Colomby’s long relationship with Monk was revealed in the documentary (directed by Charlotte Zwerin and produced by Clint Eastwood) Thelonious Monk: Straight No Chaser (1968). After Monk was signed up by the Riverside label, Colomby suspected that he was not receiving the proper royalties for his recordings, and persuaded producer Orrin Keepnews to increase his advances and royalties. When Monk left Riverside in 1962, Colomby helped him to land a lucrative contract with Columbia and to become one of the only five jazz musicians to appear on the cover of Time magazine.
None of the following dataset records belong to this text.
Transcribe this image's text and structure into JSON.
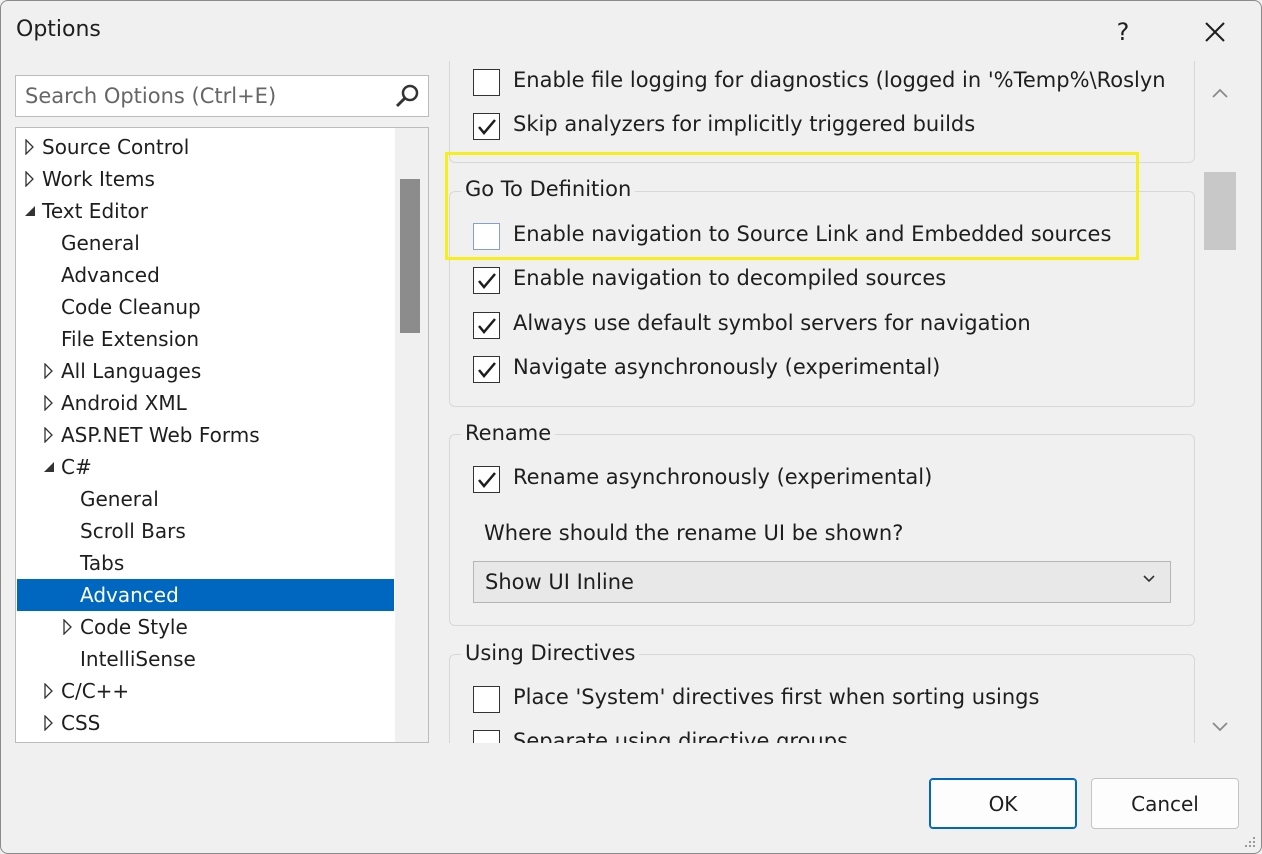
{
  "window": {
    "title": "Options",
    "help_label": "?"
  },
  "search": {
    "placeholder": "Search Options (Ctrl+E)"
  },
  "tree": [
    {
      "label": "Source Control",
      "level": 0,
      "arrow": "collapsed"
    },
    {
      "label": "Work Items",
      "level": 0,
      "arrow": "collapsed"
    },
    {
      "label": "Text Editor",
      "level": 0,
      "arrow": "expanded"
    },
    {
      "label": "General",
      "level": 1,
      "arrow": "none"
    },
    {
      "label": "Advanced",
      "level": 1,
      "arrow": "none"
    },
    {
      "label": "Code Cleanup",
      "level": 1,
      "arrow": "none"
    },
    {
      "label": "File Extension",
      "level": 1,
      "arrow": "none"
    },
    {
      "label": "All Languages",
      "level": 1,
      "arrow": "collapsed"
    },
    {
      "label": "Android XML",
      "level": 1,
      "arrow": "collapsed"
    },
    {
      "label": "ASP.NET Web Forms",
      "level": 1,
      "arrow": "collapsed"
    },
    {
      "label": "C#",
      "level": 1,
      "arrow": "expanded"
    },
    {
      "label": "General",
      "level": 2,
      "arrow": "none"
    },
    {
      "label": "Scroll Bars",
      "level": 2,
      "arrow": "none"
    },
    {
      "label": "Tabs",
      "level": 2,
      "arrow": "none"
    },
    {
      "label": "Advanced",
      "level": 2,
      "arrow": "none",
      "selected": true
    },
    {
      "label": "Code Style",
      "level": 2,
      "arrow": "collapsed"
    },
    {
      "label": "IntelliSense",
      "level": 2,
      "arrow": "none"
    },
    {
      "label": "C/C++",
      "level": 1,
      "arrow": "collapsed"
    },
    {
      "label": "CSS",
      "level": 1,
      "arrow": "collapsed"
    }
  ],
  "top_group": {
    "items": [
      {
        "label": "Enable file logging for diagnostics (logged in '%Temp%\\Roslyn",
        "checked": false
      },
      {
        "label": "Skip analyzers for implicitly triggered builds",
        "checked": true
      }
    ]
  },
  "go_to_definition": {
    "title": "Go To Definition",
    "items": [
      {
        "label": "Enable navigation to Source Link and Embedded sources",
        "checked": false
      },
      {
        "label": "Enable navigation to decompiled sources",
        "checked": true
      },
      {
        "label": "Always use default symbol servers for navigation",
        "checked": true
      },
      {
        "label": "Navigate asynchronously (experimental)",
        "checked": true
      }
    ]
  },
  "rename": {
    "title": "Rename",
    "items": [
      {
        "label": "Rename asynchronously (experimental)",
        "checked": true
      }
    ],
    "question": "Where should the rename UI be shown?",
    "dropdown_value": "Show UI Inline"
  },
  "using_directives": {
    "title": "Using Directives",
    "items": [
      {
        "label": "Place 'System' directives first when sorting usings",
        "checked": false
      },
      {
        "label": "Separate using directive groups",
        "checked": false
      }
    ]
  },
  "buttons": {
    "ok": "OK",
    "cancel": "Cancel"
  },
  "colors": {
    "selection": "#0067c0",
    "highlight": "#f7ef19"
  }
}
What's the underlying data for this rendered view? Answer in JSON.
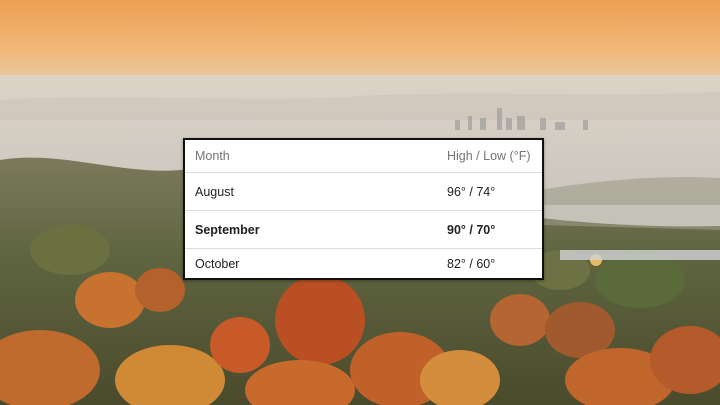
{
  "weather_table": {
    "headers": {
      "month": "Month",
      "temps": "High / Low (°F)"
    },
    "rows": [
      {
        "month": "August",
        "temps": "96° / 74°",
        "highlighted": false
      },
      {
        "month": "September",
        "temps": "90° / 70°",
        "highlighted": true
      },
      {
        "month": "October",
        "temps": "82° / 60°",
        "highlighted": false
      }
    ]
  },
  "colors": {
    "sky_top": "#f0a457",
    "sky_bottom": "#e9c9a8",
    "fog": "#d7d2cb",
    "foliage_orange": "#c8662e",
    "foliage_green": "#5b6b3c",
    "card_border": "#111111",
    "header_text": "#757575"
  }
}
Born on 20 August 1929 in Berlin, Colomby fled with his parents and brother Jules to New York City in 1939 to escape Nazi persecution. They joined other family members who had emigrated to the United States, changing their surname from Golombek to Colomby. Harry’s father, Saul, founded a watch-making company in Manhattan, and his mother, Elsie (Ries) Colomby, worked there. Jules became a jazz trumpeter and another brother, Bobby, was a founding member of Blood, Sweat & Tears. After his graduation from Columbia University in 1950 with a degree in English, Harry embarked on his teaching career. Bobby Colomby relates that Harry had learned English by memorising a dictionary.

Although Monk was Colomby’s first client, he later managed comedian John Byner, actor Michael Keaton and pianist and singer Mose Allison. In a long and productive career he produced 13 film or TV projects. He is survived by his wife, Lee, son Scott (an actor) and younger brother Bobby.

Keaton, Colomby’s client for 25 years, reflected: “I was probably the only stand-up whose manager was funnier than he was.” One of his former students remembered: “Harry was this quintessentially cool guy, always dressed well. A bunch of us fell in love with the guy. And he just started talking about jazz. It was far-out stuff.”